A study conducted by Scale AI in conjunction with the Center for Artificial Intelligence Security has shown that modern AI systems are not yet able to fully replace specialists in the fields of design, programming, and analytics, the Washington Post reports.
The researchers tested ChatGPT, Gemini, and Claude on hundreds of real-world freelance projects. The tasks covered a wide range of tasks, from creating 3D animations and web games to formatting scientific articles and building analytical dashboards.
The results were quite modest. The most effective model was able to perform only 2.5% of the tasks qualitatively. Almost half of the projects were implemented with low quality, and about a third remained unfinished. In many cases, the AI created corrupted files or ignored key customer requirements. Even those results that looked plausible, upon detailed inspection, contained critical errors.
Problems also appeared in specific industries. In interior design tests, the AI created a realistic-looking floor plan that was technically incorrect and lacked the necessary detail. During data analysis, the AI mixed up colors, superimposed text on graphs, and omitted entire countries in visualizations. In game development, the system created a workable product but completely ignored the given topic — instead of a game about brewing, it produced an abstract project.
One of the study's authors, Jason Hausenloy, explains these results by two key limitations. First, modern chatbots do not have long-term memory, so they do not learn from their mistakes over long projects. Second, they have problems with visual understanding, because when creating 3D models, they work mainly through code, rather than through a full-fledged visual interface.

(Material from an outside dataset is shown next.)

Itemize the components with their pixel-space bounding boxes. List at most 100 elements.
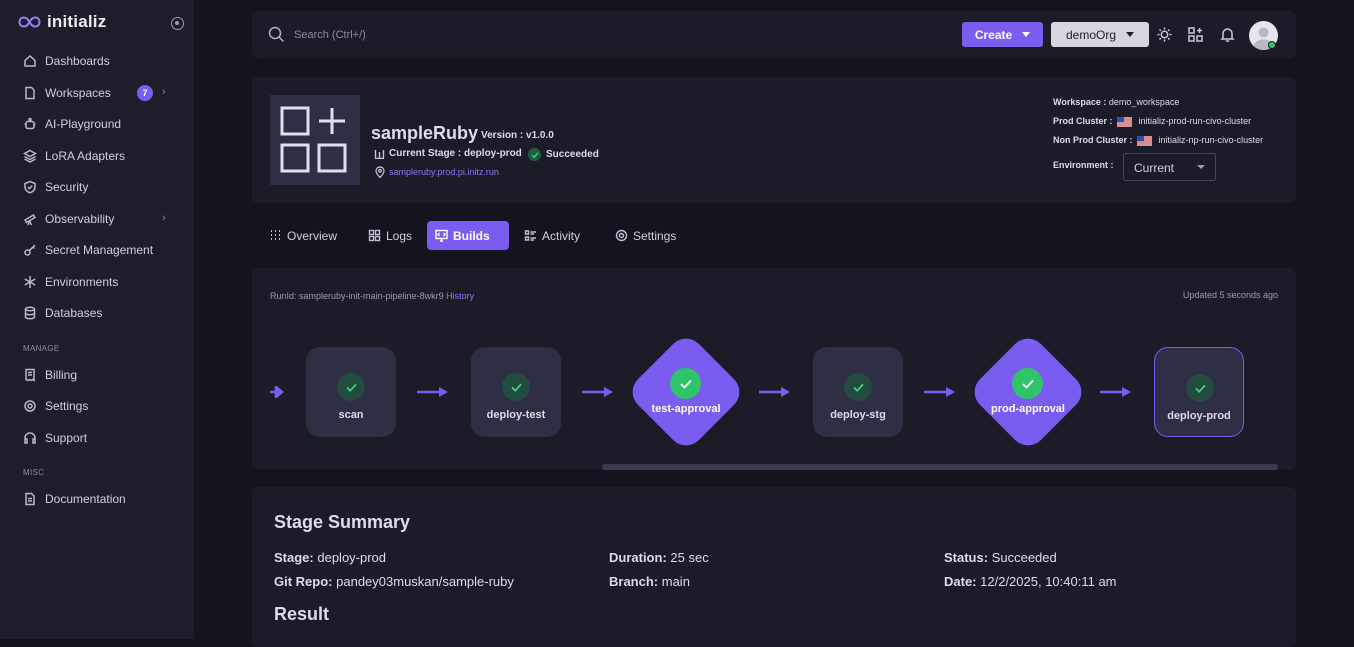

At the same time, researchers note gradual progress. For example, the Gemini 3 Pro model in November 2025 was able to complete 1.3% of tasks, while its previous version showed a result of only 0.8%.
Despite the development of AI autonomy, full replacement of human specialists remains unlikely in the near future. While the economic benefits are obvious — it cost about $1,485 to create a game by a human, while Claude Sonnet cost less than $30 to launch — the difference in quality still makes human labor indispensable.